Stendal. " Da weiß ich doch jetzt schon, was drin stehen wird. Diese 20 000 Euro können wir uns sparen. " CDU-Fraktionschef Hardy Peter Güssau machte im Hauptausschuss kein Hehl aus seiner Ablehnung einer Fortschreibung des aus dem Jahr 2002 stammenden Einzelhandelskonzepts. Sie würde Gutachterkosten in Höhe von 15 000 bis 20 000 Euro verursachen. Seine Fraktion, so Güssau, halte wenig davon, dass die Stadt auf diese Weise steuernd in die Ansiedlung von Märkten eingreift und werde der Vorlage im Stadtrat nicht zustimmen. Skepsis signalisierten auch die anderen Fraktionen, so dass der Vorstoß des Oberbürgermeisters im Hauptausschuss durchfiel. Nur Schmotz selbst stimmte mit Ja, die fünf Ausschussmitglieder von SPD, Linke und Zentrum enthielten sich.

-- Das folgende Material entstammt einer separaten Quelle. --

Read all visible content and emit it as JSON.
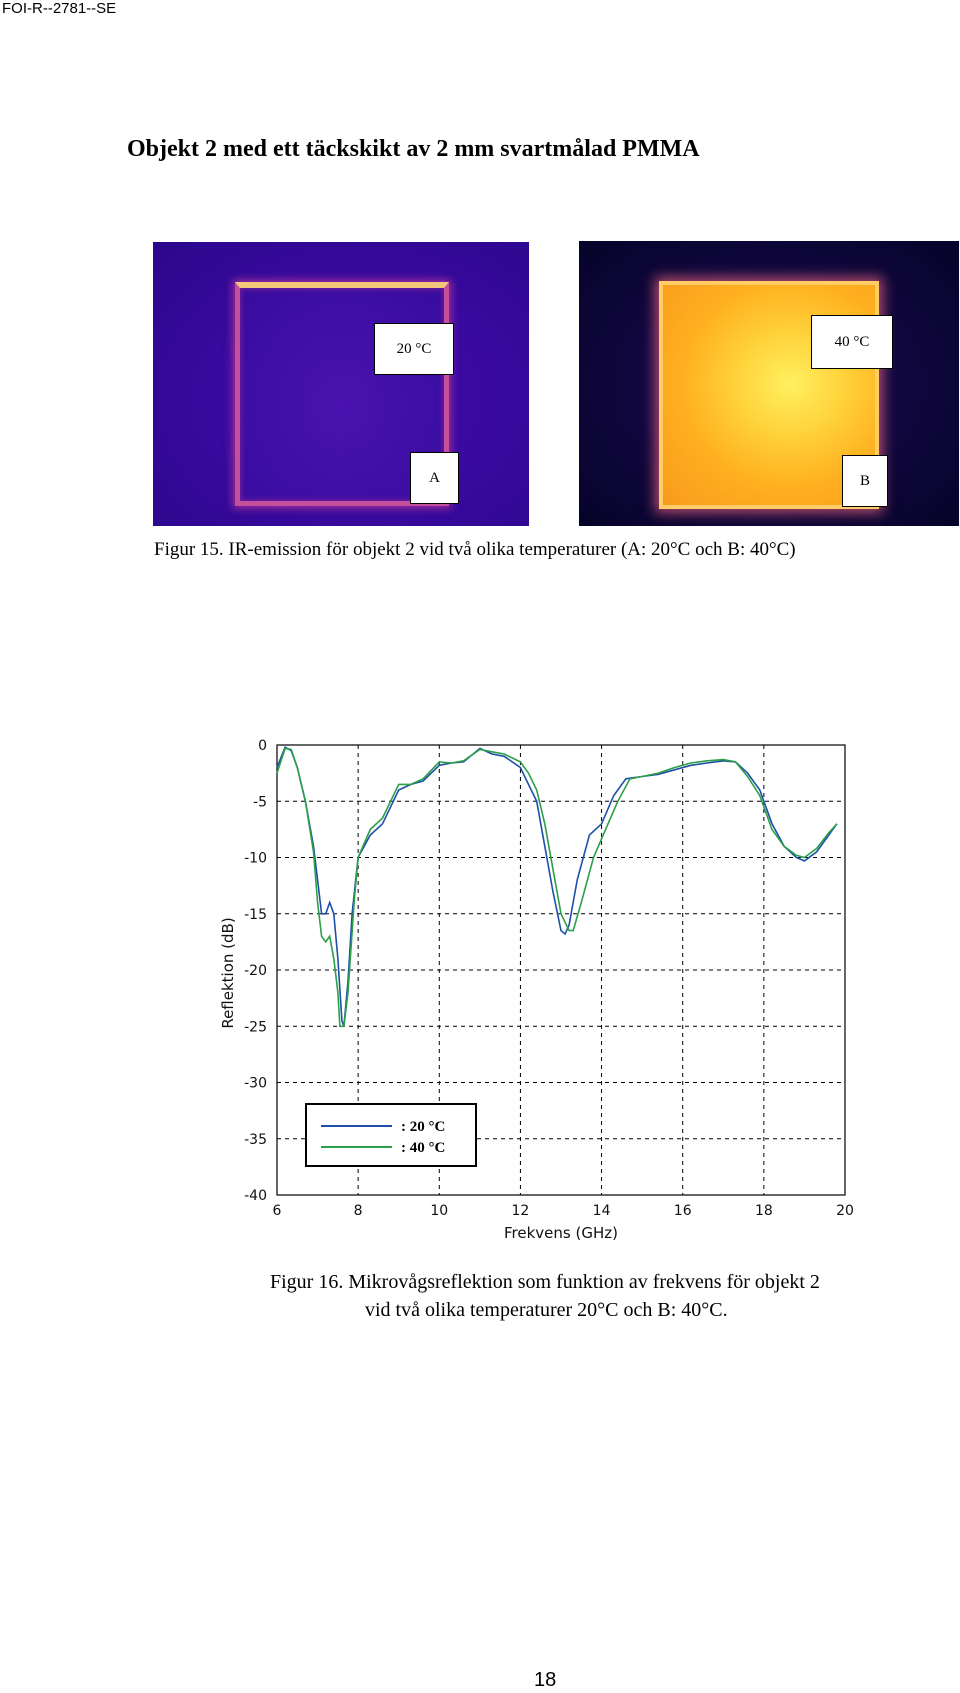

Offenbar unter dem Eindruck dieser Niederlage zog der OB eine weitere Vorlage, die der Steuerung von Einzelhandelsansiedlungen dienen sollte – der B-Plan-Aufstellungsbeschluss für die Magdeburger Straße –, zurück.

Beide Beschlussvorlagen sind im engeren oder weiteren Sinne vor ein und demselben Hintergrund entstanden. Sie sollten das Edeka-Projekt am Schadewachten vor Konkurrenz schützen. Wie berichtet, hatte der Einzelhandelsriese kürzlich verkündet, seine Pläne nun doch bis 2010 zu verwirklichen. Allerdings :

Kommen weitere Mitbewerber zum Zuge – Schmotz

sprach von vier aktuellen Anfragen,

neue Einkaufsmärkte in der Stadt zu bauen –, könnte Edeka seinen von vielen Anwohnern gewünschten City-Markt wieder auf Eis legen.

Der OB malte ein düsteres Zukunftsbild, sollte die Stadt die Ansiedlung von Einzelhandel ausschließlich dem Markt überlassen. Dann werde es in einigen Jahren leerstehende Märkte in der Stadt geben, prophezeite er. " Das erzeugt ein Bild des Sterbens und gibt zu wenig Jubel Anlass. "

Das sah Güssau anders. Die Unternehmen würden eine Stadt wie Stendal genau analysieren, bevor sie einen Einkaufsmarkt bauen, meinte er. Auch das Argument, gerade am Schadewachten sei ein Nahversorger besonders wichtig, ließ Güssau nicht gelten : " Ein Markt an der Magdeburger Straße, nur wenige hundert Meter vom Schadewachten entfernt, wäre ebenso gut für die Innenstadt. "

In der vergangenen Woche hatte die Volksstimme berichtet, dass die Stendaler Firma Wilde-Immobilien und ein Magdeburger Projektentwickler auf dem Gelände der ehemaligen Käthe-Kollwitz-Krippe zwischen Tangermünder und Magdeburger Straße einen Marktneubau planen, in den der Netto-Markt aus Stendal-Süd umziehen möchte. Die vom OB nun von der Tagesordnung genommene Bebauungsplanung für dieses Gebiet würde diese Pläne vereiteln.

SPD-Fraktionschef Reiner Instenberg sagte zwar, dass das Schadewachten-Projekt für ihn Vorrang habe, machte aber eine nicht ganz unwesentliche Einschränkung : Die eine Million Euro, mit denen sich die Stadt nach Edekas Vorstellungen an baulichen Umfeldmaßnahmen beteiligen soll, seien nur dann gut angelegt, " wenn man damit den Schadewachten städtebaulich voranbringt ".